Carbohydrates: The Nutrient Everyone Loves To Hate

The topic of nutrition is a funny thing. It seems like everything changes on a day to day basis. One day it’s fine to eat 3 meals a day, the next day you must be eating 6 meals a day to maximize fat loss. One day the media reports that fat causes heart disease, the next day they report fat isn’t so bad after all.

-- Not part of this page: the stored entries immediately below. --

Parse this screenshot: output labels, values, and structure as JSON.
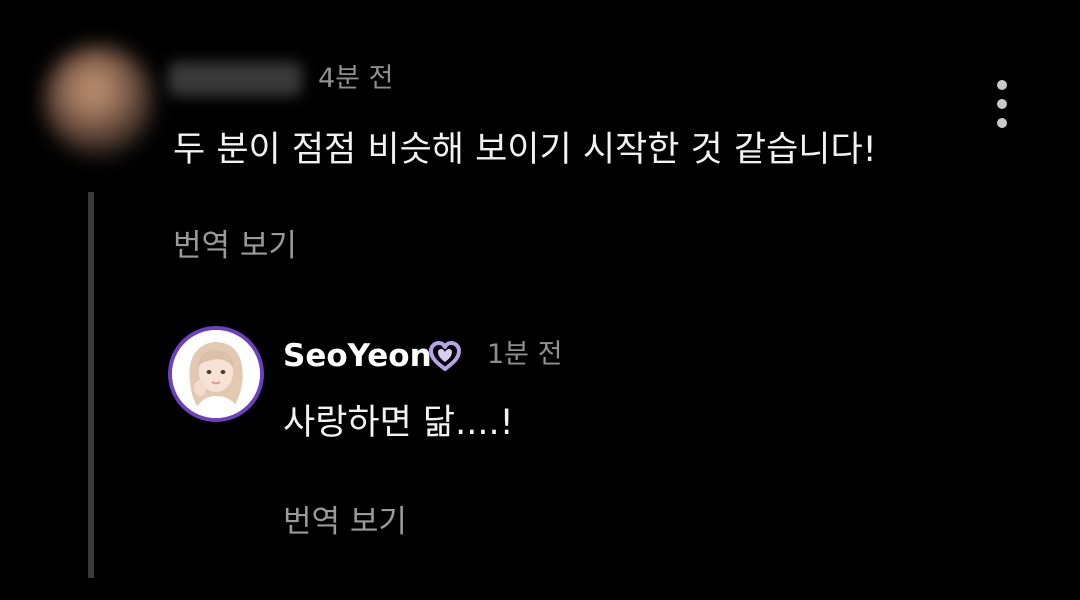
{
  "comment": {
    "username": "",
    "timestamp": "4분 전",
    "text": "두 분이 점점 비슷해 보이기 시작한 것 같습니다!",
    "translate_label": "번역 보기"
  },
  "reply": {
    "username": "SeoYeon",
    "badge_icon": "purple-heart-icon",
    "timestamp": "1분 전",
    "text": "사랑하면 닮....!",
    "translate_label": "번역 보기"
  },
  "colors": {
    "background": "#000000",
    "accent": "#6f3fc2",
    "badge": "#b8a3ea",
    "muted_text": "#8f8f8f"
  }
}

One of the main debates floating around today is whether to eat carbohydrates or not. There have been plenty of studies showing that a low-carb diet leads to fat loss, so that’s what the masses should be doing right?
Well, like anything it depends. What many do not realize is that in those studies, since the subjects don’t eat a lot of carbohydrates, they tend to increase their protein and fat intake.
Those two things alone can help with fat loss. Protein helps build lean muscle mass, essentially increasing the number of calories you burn at a given time. Fat is satisfying and helps you feel fuller so you don’t feel the need to constantly snack.
It’s safe to say that most people don’t get enough of those two macronutrients. And that is where the issue lies.
Many are quick to blame carbohydrates for the increases in body fat we are seeing in this country. But it’s not that easy.
Last year I was speaking with a friend of mine who happens to be a strength coach. While we were talking he told me something very interesting.
He said, “Carbs aren’t the issue. It’s that most people tend to over-consume them. They will have a bagel for breakfast, a sandwich for lunch, and pasta for dinner.”
He was absolutely right. Carbohydrates are not bad in and of themselves. Most people just choose poor carbohydrate sources and overeat them.
What do people usually order when they eat at a fast food restaurant? Burger, fries, and a soda. Are there massive quantities of carbohydrates in a meal like this? Of course there are!
But aren’t there massive amounts of calories in a meal like this as well? And yet we say it’s the carbohydrates that are making people fat.
The truth is you can overeat anything and gain weight, not just carbs. The reason many tend to overeat carbs is that they can contain a lot of sugar and are very convenient.
Sugar produces a massive pleasure response in the brain, making you crave more. Foods loaded with sugar also do not tell your body when you are full, as with real food. That is why it’s easier to eat an entire bag of cookies, but hard to eat a plate of vegetables.
It also doesn’t take a lot of prep time to eat a bagel for breakfast or grab fast food for lunch. It’s convenient. This makes it a very easy choice.
My point of all this is to say that carbs are not the enemy. We need carbohydrates to function. They are a primary source of energy for the body and also prevent your body from breaking down muscle to use for energy. Both of these things are very important for body composition.
When you lift weights or perform interval training, your body needs carbohydrates. If not you could be losing valuable muscle mass, which will lower the amount of calories you’ll be burning each day.
I’m not saying that a low-carb diet is useless. I think it could be very powerful in helping some people. It’s just people have made carbs out to be this evil nutrient, which it isn’t.
There is a difference in the carbohydrates you choose though. Quality carbs like sweet potatoes, fruits, quinoa, and vegetables are great sources.

complex-carbohydrates

Those foods are also different from things like pop-tarts, candy, and orange juice. These things tend to be loaded with sugar and other ingredients you can’t pronounce.
While it isn’t bad to have something like this every now and then, you should look to consume quality carbs the majority of the time. Remember, all carbohydrates aren’t bad. It all comes down to how you choose to eat.
If over-eat carbohydrates and are very sedentary, then don’t expect to be lean. It just won’t happen. But this applies to all nutrients. If you over-eat on protein or fat, expect the same result.
If you are looking to get lean, switch some of those carbs (breads and pastas) to protein and fat, while swapping the other processed carbs for quality carbs like quinoa, fruits, and veggies. Add in some resistance training and you’ll be rocking in no time!